An Output Field may be selected from the remaining database fields listed under Variables in New Data or a new Output Field can be added. Note: An output field must be a string.
For this example,
- Click Unmatch All,
- Click Match By Name,
- Select Add new field for output,
- Enter a name in the field to the right such as “Score Var”.
From here you can either click Finish to score the new data or you can click Next to advance to the Simulation tab where you can perform a complete risk analysis on the data. See the help topic, Generate Data, for more information on the options displayed on the Simulation tab.

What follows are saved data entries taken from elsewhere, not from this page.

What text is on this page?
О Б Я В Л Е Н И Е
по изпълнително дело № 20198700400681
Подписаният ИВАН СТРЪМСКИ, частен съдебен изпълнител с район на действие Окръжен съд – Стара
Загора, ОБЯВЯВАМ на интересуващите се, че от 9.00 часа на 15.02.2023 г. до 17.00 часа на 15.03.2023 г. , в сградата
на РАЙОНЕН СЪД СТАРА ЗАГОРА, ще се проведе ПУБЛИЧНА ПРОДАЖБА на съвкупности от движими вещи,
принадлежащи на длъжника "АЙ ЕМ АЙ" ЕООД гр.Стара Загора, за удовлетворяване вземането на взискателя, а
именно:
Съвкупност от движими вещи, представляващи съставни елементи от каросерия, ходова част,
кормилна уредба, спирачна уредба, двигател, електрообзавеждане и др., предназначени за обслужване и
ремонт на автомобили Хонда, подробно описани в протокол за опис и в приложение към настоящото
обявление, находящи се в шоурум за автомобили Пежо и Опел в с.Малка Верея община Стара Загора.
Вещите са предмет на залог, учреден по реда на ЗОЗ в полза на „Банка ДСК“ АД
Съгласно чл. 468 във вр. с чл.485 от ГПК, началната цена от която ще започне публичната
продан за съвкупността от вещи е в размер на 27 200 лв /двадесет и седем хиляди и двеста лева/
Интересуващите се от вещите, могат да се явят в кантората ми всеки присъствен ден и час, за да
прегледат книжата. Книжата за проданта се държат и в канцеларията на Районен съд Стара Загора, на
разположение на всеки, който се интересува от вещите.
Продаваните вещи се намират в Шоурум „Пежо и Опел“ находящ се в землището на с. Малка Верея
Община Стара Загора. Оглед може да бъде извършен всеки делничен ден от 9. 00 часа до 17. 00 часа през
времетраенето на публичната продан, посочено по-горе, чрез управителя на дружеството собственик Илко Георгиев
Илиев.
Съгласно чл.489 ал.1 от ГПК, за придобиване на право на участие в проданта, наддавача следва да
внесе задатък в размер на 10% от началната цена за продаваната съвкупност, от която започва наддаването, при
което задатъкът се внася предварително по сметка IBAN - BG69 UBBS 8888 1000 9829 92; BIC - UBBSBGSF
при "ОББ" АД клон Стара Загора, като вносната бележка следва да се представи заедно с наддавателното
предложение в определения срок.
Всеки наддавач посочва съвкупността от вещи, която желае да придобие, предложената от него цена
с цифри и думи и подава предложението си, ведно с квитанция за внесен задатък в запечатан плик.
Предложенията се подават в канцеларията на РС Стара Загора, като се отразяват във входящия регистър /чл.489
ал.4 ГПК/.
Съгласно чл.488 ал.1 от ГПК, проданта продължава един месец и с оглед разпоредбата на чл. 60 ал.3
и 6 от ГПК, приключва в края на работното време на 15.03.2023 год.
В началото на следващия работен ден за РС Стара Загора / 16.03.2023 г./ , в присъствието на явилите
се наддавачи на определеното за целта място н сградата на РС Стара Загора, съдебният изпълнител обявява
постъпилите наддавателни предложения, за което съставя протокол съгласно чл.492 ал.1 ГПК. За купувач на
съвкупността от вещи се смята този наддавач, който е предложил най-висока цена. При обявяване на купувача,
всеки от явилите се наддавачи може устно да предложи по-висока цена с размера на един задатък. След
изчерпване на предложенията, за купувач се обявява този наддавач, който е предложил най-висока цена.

Click Finish on the New Data (DB) tab. The DA_NewScoreDB worksheet is inserted to the right of the Data worksheet. In addition, the worksheet name is also inserted into the Model tab of the Analytic Solver task pane under Reports – Discriminant Analysis. This worksheet simply includes the name of the database, Table Name, # of records scored and the variables.
To view the scored records, open the dataset.mdb database in Microsoft Access and inspect the Score Var column as shown in the screenshot below. (Click the Enable Content button to view the dataset.)
Note: If the database is saved in a location that does not allow write-access, you will get the error,[Microsoft][ODBC Microsoft Access Driver] Cannot modify the design of table 'Boston_Housing'. It is in a read-only database.